Building Energy Big Data Group, International Research Center for Sustainable Built Environment, School of Management Science and Real Estate, Chongqing University, Chongqing 400045, PR China.
Building Energy Big Data Group, International Research Center for Sustainable Built Environment, School of Management Science and Real Estate, Chongqing University, Chongqing 400045, PR China; Energy Analysis and Environmental Impacts Division, Energy Technologies Area, Lawrence Berkeley National Laboratory, Berkeley, CA 94720, USA.
Sci Total Environ. 2020 Nov 1;741:138722. doi: 10.1016/j.scitotenv.2020.138722. Epub 2020 Apr 19.
Reducing energy-related carbon emissions has become the essential measure to mitigate global climate change.
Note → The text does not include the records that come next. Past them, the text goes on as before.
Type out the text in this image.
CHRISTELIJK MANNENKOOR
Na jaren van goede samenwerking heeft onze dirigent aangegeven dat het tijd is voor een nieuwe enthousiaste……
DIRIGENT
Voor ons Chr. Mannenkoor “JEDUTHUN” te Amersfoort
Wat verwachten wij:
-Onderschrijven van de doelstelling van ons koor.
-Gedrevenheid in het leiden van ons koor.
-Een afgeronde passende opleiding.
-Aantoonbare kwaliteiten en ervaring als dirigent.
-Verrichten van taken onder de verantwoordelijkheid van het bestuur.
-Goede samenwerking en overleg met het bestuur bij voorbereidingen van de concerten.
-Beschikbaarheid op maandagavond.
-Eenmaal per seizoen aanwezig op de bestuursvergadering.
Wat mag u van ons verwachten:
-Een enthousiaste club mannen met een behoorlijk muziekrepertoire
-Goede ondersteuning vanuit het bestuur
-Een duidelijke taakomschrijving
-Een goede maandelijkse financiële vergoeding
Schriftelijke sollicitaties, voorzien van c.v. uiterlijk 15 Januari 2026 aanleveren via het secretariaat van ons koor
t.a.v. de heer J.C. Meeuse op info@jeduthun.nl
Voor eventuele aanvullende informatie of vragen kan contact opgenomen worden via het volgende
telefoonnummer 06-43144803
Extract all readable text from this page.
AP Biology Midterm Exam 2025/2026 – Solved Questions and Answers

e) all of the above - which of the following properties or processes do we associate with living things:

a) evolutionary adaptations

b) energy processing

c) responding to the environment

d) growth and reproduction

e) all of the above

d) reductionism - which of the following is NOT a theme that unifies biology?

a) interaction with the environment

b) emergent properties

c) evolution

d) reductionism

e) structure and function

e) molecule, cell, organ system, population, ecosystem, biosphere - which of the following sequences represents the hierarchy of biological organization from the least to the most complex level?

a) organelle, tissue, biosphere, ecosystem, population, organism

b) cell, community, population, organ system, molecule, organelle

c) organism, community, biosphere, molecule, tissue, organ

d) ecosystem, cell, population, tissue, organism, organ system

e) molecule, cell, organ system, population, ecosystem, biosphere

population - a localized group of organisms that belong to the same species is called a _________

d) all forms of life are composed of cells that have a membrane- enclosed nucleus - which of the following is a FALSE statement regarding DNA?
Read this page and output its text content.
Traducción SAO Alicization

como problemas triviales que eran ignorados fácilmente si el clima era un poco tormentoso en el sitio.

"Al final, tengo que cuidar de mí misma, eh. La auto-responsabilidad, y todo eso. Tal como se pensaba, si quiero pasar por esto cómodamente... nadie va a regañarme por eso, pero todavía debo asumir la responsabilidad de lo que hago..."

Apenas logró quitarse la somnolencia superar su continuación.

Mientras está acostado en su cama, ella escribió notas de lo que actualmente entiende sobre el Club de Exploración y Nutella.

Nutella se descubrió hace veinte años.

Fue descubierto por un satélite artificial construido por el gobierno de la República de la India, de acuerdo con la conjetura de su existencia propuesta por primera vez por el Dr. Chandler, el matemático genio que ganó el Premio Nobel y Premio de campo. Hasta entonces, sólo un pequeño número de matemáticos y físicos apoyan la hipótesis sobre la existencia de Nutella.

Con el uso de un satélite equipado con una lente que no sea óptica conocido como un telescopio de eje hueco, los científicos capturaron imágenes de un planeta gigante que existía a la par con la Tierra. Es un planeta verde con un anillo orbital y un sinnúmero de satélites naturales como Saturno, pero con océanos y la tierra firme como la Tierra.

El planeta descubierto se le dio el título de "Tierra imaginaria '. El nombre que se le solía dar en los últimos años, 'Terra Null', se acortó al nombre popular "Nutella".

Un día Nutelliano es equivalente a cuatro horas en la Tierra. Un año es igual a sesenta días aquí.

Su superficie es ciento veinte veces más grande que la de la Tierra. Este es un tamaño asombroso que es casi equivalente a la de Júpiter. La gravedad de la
Based on decoupling analyses and index decomposition, this study is the first to explore whether carbon emission per capita decouples from the human development index from 2000 to 2015 at the provincial level in Southwest China [Chongqing (CQ), Sichuan (SC), Guizhou (GZ), and Yunnan (YN)]. We demonstrate the following. (1) The economic output and energy intensity effects among the five drivers are the strongest to promote and suppress the growth of carbon emission per capita from 2001 to 2015. (2) At the provincial level, we observed four decoupling statures, and the decoupling impact was organized in decreasing order: CQ > GZ > SC > YN (2001-2005), GZ > YN > CQ > SC (2006-2010), YN > SC > GZ > CQ (2011-2015). (3) The overall decoupling effect of Southwest China has been generally reinforced from 2000 to 2015, and finally entered a strong decoupling status in 2013-2015; an environmental Kuznets curve explained that this finding is related to historical peaks in total carbon emissions. Overall, this study provides guidance for the government on carbon emissions mitigation strategies and a valuable decision-making reference for other regions attempting to accelerate low-carbon development.
减少与能源相关的碳排放已成为缓解全球气候变化的必要措施。本研究基于脱钩分析和指数分解,首次探讨了 2000 年至 2015 年期间中国西南地区(重庆、四川、贵州和云南)的人均碳排放量是否与人类发展指数脱钩。研究结果表明:(1)五个驱动因素中的经济产出和能源强度效应是促进和抑制人均碳排放量增长的最强因素;(2)在省级层面上,我们观察到了四种脱钩状态,脱钩影响的组织顺序为:CQ>GZ>SC>YN(2001-2005 年),GZ>YN>CQ>SC(2006-2010 年),YN>SC>GZ>CQ(2011-2015 年);(3)2000 年至 2015 年期间,中国西南地区的整体脱钩效应总体得到加强,最终在 2013-2015 年进入强脱钩状态;环境库兹涅茨曲线表明,这一发现与总碳排放量的历史峰值有关。总的来说,本研究为政府提供了有关碳减排策略的指导,为其他地区加速低碳发展提供了有价值的决策参考。